Mi mamá me convirtió, sin saberlo, en ciudadana del mundo. 

Uno de sus sueños siempre fue ir a Nueva York. En el año 2005, con todas las agallas del mundo nos montó en un avión, y aparecimos, como por arte de magia, frente a la Grand Central Station. De las imágenes mentales que tengo de mi juventud, esta ha sido impactante. Recuerdo bajarnos del bus con las maletas (siempre he detestado las maletas de mi casa), ver hacia arriba y sentir como si me bajara de un carrusel. Fue espectacular. 

Diez años después, luego de dejarle un manual de instrucciones (listas de posibles hoteles, hostales, direcciones, teléfonos de amigos, cuentas bancarias, orden de transferencias, claves, rutas, etc. etc.)  el vuelo DL0906 (con mi mamá en el corazón) me llevó a Manhattan. Ahora era yo la que veía en la madrugada blogs de viajes (porque ahora no se ven los panfletos) en un cuarto de hostal que era probablemente del mismo tamaño que el baño en el que mi mamá se encerraba para no despertarnos.

El vuelo que me llevó a la gran manzana tiene una historia un tanto simpática. Estaba sentada en la ventana, donde usualmente colocan a las personas que van solas. A la par tenía a un chico guapo y en el asiento del pasillo,  una señora un tanto insoportable. Para ser honesta, mi parte favorita de los vuelos es el despegue. Me gusta ser super ridícula y ponerme mis audífonos con música de aventura a la que le doy play justo en el momento en el que el avión acelera para elevarse (yo sé, soy una vergüenza de persona). La mayor parte del vuelo no hablamos. El chico guapo iba viendo videos en la pantalla de la aerolínea, y yo iba saltando de canción en canción en mi spotify. La señora insoportable, nos pedía favores cada cierto tiempo y dibujaba extrañas caricaturas de payasos en unos cuadernos. Ya avanzados en el vuelo, platiqué un poco con el chico a la par mia. Le conté que iba rumbo a barcelona pero que estaría un día en Nueva York. Al escuchar Barcelona, empezó a contarme todas sus aventuras del último viaje que había hecho en Barcelona y lo espectacular que era. Hablamos de restaurantes, calles, bares, y comida, mientras la señora extraña nos veía con consternación. Era evidente que la señora quería intervenir, y nos dijo, en un típico acento gringo, "La comida en Barcelona y España es fatal. Mi hijo vivió ahí y nunca podía comer. Siempre tenía que cocinarse o comer McDonalds porque era lo único decente." No sé quién se ofendió más, si mi compañero de asiento o yo. Luego de una larga explicación de la cultura culinaria de España, sus platillos, Cataluña y el paraíso del Jamón Serrano, creo que se rindió a nuestro bullying gastronómico.
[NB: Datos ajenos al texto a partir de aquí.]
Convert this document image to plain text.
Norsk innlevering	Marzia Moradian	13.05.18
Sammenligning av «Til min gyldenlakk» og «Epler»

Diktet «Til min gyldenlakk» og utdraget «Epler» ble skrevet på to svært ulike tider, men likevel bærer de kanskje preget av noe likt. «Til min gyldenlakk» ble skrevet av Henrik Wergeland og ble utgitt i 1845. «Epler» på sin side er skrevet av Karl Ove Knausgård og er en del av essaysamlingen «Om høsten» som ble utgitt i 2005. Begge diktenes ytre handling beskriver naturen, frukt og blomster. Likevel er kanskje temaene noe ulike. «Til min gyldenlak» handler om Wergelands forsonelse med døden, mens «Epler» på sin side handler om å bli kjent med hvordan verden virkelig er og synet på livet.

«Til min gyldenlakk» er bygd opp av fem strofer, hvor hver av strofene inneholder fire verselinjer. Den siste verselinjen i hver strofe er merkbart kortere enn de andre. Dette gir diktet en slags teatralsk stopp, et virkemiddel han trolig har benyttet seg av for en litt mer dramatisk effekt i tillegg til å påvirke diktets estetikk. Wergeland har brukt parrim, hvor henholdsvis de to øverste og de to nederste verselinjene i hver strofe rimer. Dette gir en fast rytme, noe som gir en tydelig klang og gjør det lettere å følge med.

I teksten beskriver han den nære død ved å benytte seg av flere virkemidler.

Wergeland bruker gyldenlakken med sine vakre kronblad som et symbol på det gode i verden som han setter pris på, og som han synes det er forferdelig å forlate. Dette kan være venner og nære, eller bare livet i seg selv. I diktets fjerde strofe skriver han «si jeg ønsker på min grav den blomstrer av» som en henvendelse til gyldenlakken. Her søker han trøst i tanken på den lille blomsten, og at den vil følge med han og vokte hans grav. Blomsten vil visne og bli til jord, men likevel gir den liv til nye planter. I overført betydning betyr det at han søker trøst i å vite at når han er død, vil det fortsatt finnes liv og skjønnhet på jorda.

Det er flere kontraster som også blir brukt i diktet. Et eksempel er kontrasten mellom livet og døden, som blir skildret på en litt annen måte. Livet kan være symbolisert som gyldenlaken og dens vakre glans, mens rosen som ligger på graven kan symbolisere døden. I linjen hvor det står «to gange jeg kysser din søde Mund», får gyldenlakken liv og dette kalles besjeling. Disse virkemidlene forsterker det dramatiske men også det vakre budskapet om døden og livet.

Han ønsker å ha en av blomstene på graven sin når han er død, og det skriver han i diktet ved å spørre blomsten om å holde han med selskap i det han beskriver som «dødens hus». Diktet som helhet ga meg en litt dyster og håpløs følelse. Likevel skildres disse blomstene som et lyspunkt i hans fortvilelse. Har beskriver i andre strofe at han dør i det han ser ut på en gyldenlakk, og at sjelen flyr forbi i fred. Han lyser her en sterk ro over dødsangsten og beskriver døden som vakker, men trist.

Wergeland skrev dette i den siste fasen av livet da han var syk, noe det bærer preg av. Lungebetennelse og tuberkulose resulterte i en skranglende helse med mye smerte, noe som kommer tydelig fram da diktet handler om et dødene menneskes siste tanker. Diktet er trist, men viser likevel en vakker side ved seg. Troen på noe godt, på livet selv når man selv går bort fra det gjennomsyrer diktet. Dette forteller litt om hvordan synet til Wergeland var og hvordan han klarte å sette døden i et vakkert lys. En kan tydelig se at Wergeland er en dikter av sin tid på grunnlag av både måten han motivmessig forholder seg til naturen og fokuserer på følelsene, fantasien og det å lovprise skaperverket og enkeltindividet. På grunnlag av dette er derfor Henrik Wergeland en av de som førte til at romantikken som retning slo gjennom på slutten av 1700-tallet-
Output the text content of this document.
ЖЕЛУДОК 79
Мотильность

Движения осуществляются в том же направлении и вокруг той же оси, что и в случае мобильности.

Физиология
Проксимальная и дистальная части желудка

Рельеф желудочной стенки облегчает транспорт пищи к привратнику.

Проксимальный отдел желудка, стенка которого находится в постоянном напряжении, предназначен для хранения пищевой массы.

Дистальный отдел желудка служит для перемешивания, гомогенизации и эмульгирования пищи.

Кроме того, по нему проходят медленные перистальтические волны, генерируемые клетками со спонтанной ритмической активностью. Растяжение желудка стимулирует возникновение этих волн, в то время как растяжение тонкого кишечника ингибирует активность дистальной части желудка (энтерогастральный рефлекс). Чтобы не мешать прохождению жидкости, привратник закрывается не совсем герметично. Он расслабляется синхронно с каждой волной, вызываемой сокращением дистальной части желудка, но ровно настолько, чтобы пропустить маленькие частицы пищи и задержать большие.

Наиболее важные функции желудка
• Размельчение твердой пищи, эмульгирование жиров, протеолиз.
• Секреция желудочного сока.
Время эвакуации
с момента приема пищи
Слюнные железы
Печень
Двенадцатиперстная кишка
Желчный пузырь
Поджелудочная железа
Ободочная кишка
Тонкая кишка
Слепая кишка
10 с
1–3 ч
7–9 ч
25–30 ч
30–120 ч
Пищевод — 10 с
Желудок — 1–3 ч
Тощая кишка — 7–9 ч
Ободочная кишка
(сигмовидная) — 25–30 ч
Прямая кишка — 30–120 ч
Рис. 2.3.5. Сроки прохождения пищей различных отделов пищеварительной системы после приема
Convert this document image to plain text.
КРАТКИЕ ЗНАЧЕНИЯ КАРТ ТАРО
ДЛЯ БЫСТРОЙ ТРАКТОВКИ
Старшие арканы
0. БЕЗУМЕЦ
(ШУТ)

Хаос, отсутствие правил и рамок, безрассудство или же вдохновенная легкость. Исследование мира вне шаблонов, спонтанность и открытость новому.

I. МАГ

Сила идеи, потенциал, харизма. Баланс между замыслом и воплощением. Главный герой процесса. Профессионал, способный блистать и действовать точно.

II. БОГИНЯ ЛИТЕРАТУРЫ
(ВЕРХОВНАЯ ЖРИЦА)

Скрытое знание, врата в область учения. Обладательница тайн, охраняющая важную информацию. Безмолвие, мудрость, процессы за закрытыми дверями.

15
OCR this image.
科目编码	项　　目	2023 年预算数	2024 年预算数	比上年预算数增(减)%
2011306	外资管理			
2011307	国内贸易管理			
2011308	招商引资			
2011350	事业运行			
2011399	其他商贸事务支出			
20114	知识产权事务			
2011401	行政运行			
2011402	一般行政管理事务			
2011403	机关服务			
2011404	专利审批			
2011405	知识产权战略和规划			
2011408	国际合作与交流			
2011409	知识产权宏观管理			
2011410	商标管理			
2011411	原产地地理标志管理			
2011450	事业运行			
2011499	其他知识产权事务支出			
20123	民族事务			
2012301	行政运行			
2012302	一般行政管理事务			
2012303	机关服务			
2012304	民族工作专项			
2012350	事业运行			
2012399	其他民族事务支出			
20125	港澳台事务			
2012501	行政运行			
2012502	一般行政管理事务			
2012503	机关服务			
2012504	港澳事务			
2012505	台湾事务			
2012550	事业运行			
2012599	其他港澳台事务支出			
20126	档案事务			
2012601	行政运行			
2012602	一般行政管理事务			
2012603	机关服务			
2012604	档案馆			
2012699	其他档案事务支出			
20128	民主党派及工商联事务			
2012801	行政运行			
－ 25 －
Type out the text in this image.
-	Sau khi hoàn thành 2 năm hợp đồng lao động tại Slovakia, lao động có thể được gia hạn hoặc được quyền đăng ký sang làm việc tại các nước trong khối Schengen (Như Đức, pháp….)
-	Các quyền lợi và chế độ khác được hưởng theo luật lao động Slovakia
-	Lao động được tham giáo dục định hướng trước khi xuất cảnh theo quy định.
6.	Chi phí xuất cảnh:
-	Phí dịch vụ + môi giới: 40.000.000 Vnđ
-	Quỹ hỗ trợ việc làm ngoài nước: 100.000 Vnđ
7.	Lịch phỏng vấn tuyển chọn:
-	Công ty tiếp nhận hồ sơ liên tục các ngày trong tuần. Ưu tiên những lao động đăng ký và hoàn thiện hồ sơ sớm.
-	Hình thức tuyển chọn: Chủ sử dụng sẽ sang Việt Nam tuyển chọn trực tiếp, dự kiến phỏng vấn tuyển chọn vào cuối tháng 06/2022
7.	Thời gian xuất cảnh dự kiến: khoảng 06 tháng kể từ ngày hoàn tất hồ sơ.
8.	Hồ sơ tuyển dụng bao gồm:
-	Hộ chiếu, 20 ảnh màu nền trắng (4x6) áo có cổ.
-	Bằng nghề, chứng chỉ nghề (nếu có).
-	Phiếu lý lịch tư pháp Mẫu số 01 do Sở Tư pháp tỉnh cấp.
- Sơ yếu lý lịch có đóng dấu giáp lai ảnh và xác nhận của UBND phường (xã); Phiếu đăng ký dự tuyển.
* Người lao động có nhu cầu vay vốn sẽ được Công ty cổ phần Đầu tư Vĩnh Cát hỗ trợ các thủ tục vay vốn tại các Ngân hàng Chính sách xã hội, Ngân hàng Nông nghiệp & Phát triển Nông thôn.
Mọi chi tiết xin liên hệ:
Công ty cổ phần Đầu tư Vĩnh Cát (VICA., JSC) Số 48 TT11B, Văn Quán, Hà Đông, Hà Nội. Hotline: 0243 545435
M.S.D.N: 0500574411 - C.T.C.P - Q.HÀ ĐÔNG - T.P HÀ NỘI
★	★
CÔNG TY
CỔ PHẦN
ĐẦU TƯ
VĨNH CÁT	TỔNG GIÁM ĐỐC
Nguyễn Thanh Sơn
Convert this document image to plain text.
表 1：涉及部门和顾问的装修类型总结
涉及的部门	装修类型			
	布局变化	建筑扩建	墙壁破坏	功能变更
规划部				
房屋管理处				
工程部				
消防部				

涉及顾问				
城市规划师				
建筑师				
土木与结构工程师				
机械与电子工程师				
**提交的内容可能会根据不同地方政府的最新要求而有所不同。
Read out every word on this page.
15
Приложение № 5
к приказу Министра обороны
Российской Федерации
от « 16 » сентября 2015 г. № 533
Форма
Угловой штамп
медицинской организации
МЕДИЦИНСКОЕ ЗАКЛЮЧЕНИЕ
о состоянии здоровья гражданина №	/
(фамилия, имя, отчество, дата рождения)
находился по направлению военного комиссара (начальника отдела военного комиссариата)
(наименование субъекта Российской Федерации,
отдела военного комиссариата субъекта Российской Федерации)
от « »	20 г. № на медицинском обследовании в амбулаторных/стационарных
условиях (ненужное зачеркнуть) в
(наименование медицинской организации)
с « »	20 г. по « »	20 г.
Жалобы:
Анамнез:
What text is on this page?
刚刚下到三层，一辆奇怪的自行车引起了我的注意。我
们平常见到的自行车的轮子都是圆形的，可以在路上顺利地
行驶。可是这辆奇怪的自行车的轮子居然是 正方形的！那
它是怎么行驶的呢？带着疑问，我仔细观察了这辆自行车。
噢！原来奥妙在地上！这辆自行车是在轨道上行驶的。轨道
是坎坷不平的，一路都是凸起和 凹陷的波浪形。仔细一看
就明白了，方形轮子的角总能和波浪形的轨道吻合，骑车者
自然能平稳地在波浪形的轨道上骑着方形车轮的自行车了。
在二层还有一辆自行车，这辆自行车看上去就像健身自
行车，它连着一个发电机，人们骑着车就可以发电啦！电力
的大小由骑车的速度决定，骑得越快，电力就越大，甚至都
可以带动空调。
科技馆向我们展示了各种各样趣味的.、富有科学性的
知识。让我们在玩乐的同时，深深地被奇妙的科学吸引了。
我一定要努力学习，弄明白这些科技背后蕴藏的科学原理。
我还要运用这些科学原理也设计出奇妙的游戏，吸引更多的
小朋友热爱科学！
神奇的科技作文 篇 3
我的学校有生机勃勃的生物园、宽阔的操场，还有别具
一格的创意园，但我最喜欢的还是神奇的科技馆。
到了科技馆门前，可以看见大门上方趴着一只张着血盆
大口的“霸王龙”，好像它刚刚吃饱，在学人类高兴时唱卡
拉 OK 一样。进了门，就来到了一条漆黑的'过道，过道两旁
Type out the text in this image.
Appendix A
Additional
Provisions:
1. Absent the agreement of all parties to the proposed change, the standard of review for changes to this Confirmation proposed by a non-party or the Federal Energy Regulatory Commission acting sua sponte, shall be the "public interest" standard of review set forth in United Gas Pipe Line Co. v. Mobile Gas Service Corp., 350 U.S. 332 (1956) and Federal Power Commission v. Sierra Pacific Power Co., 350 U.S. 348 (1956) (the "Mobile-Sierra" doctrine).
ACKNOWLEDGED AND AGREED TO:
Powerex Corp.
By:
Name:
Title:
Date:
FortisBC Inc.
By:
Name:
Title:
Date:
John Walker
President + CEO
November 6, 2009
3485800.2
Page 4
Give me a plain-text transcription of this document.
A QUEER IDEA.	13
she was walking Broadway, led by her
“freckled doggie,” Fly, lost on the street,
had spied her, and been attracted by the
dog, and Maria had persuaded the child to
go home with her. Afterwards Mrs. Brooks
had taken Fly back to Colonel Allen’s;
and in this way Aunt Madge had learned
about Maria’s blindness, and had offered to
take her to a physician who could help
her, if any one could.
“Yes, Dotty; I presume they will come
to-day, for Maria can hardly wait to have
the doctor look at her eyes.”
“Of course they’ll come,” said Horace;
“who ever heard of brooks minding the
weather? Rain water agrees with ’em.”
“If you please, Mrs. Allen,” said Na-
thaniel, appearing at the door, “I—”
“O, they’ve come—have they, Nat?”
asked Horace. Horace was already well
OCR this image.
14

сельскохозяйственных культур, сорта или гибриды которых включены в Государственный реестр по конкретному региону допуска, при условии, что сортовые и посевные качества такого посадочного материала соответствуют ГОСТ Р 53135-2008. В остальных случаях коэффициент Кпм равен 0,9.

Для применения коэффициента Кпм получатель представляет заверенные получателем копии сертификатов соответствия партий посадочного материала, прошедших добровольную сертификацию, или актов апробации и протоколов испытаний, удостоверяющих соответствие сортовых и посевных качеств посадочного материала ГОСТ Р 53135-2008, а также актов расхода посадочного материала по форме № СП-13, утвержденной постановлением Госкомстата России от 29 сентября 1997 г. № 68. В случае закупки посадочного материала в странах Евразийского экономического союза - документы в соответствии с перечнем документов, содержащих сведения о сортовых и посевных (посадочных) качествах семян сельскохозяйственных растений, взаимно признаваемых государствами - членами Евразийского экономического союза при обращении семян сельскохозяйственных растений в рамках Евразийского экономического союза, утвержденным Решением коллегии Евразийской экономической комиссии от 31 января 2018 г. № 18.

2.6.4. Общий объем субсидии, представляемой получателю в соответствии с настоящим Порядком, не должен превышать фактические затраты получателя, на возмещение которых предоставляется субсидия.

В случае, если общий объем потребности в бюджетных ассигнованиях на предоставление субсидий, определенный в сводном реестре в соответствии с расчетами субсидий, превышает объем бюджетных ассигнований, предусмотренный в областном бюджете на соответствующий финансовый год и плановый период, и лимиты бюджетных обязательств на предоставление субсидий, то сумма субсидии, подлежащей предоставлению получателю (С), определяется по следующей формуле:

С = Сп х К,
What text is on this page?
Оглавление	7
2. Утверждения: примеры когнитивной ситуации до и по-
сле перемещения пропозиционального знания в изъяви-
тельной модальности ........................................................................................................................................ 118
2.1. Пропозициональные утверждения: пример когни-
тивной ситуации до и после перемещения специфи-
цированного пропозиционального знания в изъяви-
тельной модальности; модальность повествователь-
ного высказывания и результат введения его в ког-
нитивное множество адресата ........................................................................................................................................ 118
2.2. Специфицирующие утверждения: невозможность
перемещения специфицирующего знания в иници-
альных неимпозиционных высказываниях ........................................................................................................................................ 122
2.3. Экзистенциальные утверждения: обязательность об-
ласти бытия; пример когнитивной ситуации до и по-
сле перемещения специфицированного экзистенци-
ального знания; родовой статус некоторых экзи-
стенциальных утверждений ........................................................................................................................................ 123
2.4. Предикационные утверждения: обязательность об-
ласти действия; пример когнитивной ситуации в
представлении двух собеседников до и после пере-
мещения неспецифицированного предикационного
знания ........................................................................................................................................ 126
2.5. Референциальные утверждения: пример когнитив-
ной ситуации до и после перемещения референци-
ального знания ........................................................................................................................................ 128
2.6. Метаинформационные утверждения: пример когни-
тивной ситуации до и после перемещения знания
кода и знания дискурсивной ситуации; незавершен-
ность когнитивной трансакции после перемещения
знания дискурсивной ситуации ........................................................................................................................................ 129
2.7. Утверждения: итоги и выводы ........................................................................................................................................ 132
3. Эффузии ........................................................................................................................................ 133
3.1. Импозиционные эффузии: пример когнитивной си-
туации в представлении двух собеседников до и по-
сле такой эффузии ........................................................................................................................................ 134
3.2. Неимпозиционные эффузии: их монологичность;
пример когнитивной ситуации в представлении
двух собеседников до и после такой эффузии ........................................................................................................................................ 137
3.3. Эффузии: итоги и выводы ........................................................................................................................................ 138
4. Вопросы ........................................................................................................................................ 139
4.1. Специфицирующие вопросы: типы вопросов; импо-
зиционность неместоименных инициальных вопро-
Luego anunciaron que íbamos a aterrizar. La señora (que a todas estas estaba impresionada que una persona de Guatemala supiera hablar inglés) me pidió que grabara con su celular todo el aterrizaje. Hizo que practicara grabar como tres veces (mientras se abalanzaba sobre el joven guapo pelirrojo y el me hacía caras y nos reíamos). 

Para los que han tenido la fortuna (como yo, pero sin tener que grabarlo para alguien más) de aterrizar en el aeropuerto de LaGuardia, saben que están viendo para afuera y aparece la estatua de la libertad, y poco a poco se asoma la ciudad. Es un ESPECTACULO.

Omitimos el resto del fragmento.